I have a fairly complex kernel that I would like to run. Problem is that I get the message “too many resources…” after I have written about one quarter of it. After using the “–ptxas-options=-v” option I get that I am using 18 registers and ~12k shared memory.

In my case it seems like the register count that are the troublesome part. I can’t go smaller than (512, 1, 1) in block size. So that gives me a limit of 16 registers (16 x 512 = 8192, which is the limit right?).

So what can I do/think of when I am coding to keep the register count low? I use some texture-lookups that I guess that I could move to global memory, but I would like to keep them if possible. Tips and tricks anyone?

(Using CUDA 2.0 and a 8800 Ultra)

You should go lower in number of threads per block really. If you have 75% of your kernel not written yet, you will probably not be able to keep your registercount 16 or lower.

You might try to tell nvcc --maxregs=16, but that will make your kernel use (slow) local memory. But if you really have no option to go lower than 512 threads, that might be your best solution.

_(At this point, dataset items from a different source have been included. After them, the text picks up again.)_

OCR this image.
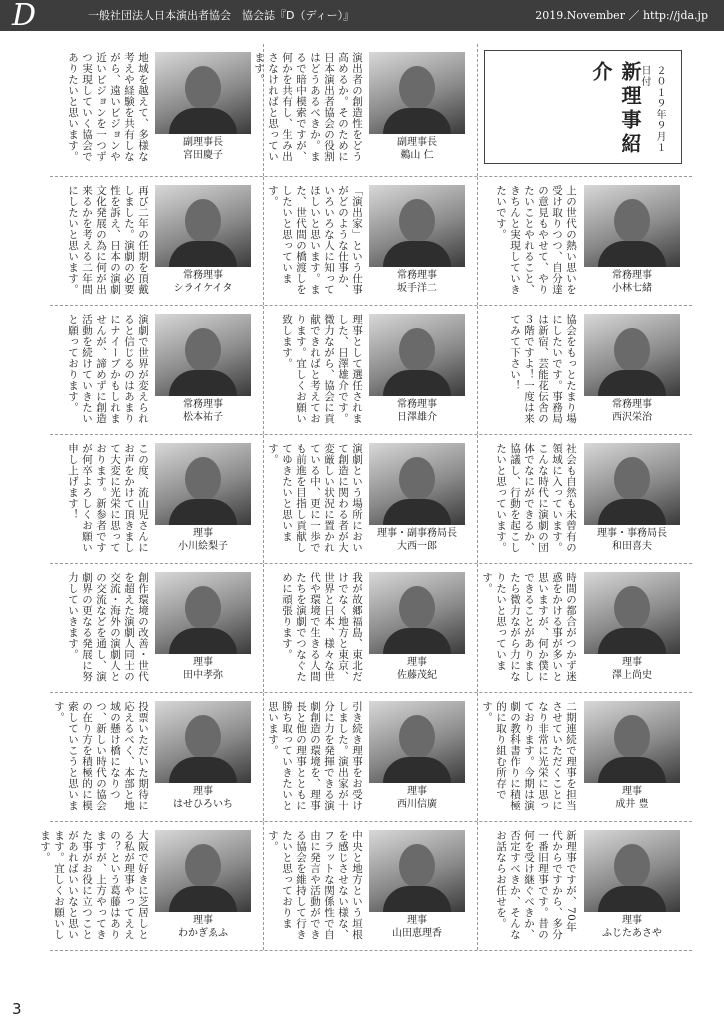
D	一般社団法人日本演出者協会　協会誌『D（ディー）』	2019.November ／ http://jda.jp
地域を越えて、多様な考えや経験を共有しながら、遠いビジョンや近いビジョンを一つずつ実現していく協会でありたいと思います。	副理事長
宮田慶子	演出者の創造性をどう高めるか。そのために日本演出者協会の役割はどうあるべきか。まるで暗中模索ですが、何かを共有し、生み出さなければと思っています。
副理事長
鵜山 仁	新理事紹介	２０１９年９月１日付
再び二年の任期を頂戴しました。演劇の必要性を訴え、日本の演劇文化発展の為に何が出来るかを考える二年間にしたいと思います。	常務理事
シライケイタ	「演出家」という仕事がどのような仕事か、いろいろな人に知ってほしいと思います。また、世代間の橋渡しをしたいと思っています。
常務理事
坂手洋二	上の世代の熱い思いを受け取りつつ、自分達の意見もやせて、やりたいことやれること、きちんと実現していきたいです。
常務理事
小林七緒
演劇で世界が変えられると信じるのはあまりにナイーブかもしれませんが、諦めずに創造活動を続けていきたいと願っております。	常務理事
松本祐子	理事として選任されました、日澤雄介です。微力ながら、協会に貢献できればと考えております。宜しくお願い致します。
常務理事
日澤雄介	協会をもっとたまり場にしたいです。事務局は新宿、芸能花伝舎の３階ですよ！一度は来てみて下さい！
常務理事
西沢栄治
この度、流山児さんにお声をかけて頂きまして大変に光栄に思っております。新参者ですが何卒よろしくお願い申し上げます！
理事
小川絵梨子	演劇という場所において創造に関わる者が大変厳しい状況に置かれている中、更に一歩でも前進を目指し貢献してゆきたいと思います。
理事・副事務局長
大西一郎	社会も自然も未曾有の領域に入っています。こんな時代に演劇の団体でなにができるか、協議し、行動を起こしたいと思っています。	理事・事務局長
和田喜夫
創作環境の改善・世代を超えた演劇人同士の交流・海外の演劇人との交流などを通し、演劇界の更なる発展に努力していきます。
理事
田中孝弥	我が故郷福島、東北だけでなく地方と東京、世界と日本、様々な世代や環境で生きる人間たちを演劇でつなぐために頑張ります。
理事
佐藤茂紀	時間の都合がつかず迷惑をかける事が多いと思いますが、何か僕にできることがありましたら微力ながら力になりたいと思っています。
理事
澤上尚史
投票いただいた期待に応えるべく、本部と地域の懸け橋になりつつ、新しい時代の協会の在り方を積極的に模索していこうと思います。
理事
はせひろいち	引き続き理事をお受けしました。演出家が十分に力を発揮できる演劇創造の環境を、理事長と他の理事とともに勝ち取っていきたいと思います。
理事
西川信廣	二期連続で理事を担当させていただくことになり非常に光栄に思っております。今期は演劇の教科書作りに積極的に取り組む所存です。
理事
成井 豊
大阪で好きに芝居しとる私が理事やってええの？という葛藤はありますが、上方やってきた事がお役に立つことがあればいいなと思います。宜しくお願いします。
理事
わかぎゑふ	中央と地方という垣根を感じさせない様な、フラットな関係性で自由に発言や活動ができる協会を維持して行きたいと思っております。
理事
山田恵理香
新理事ですが、70年代からですから、多分一番旧理事です。昔の何を受け継ぐべきか、否定すべきか、そんなお話ならお任せを。	理事
ふじたあさや
3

Keeping register count low:

  1. use shared memory, but not always very succesfull, but you have 4k left, so 2 floats per thread could be stored there. Preferably values that need to be around from beginning to the end of your kernel
  2. recalculate values. I had a kernel where I would calculate & use an index in the beginning and in the end use it again. Calculating the index again at the end made the register to keep the value available in the meantime for other variables.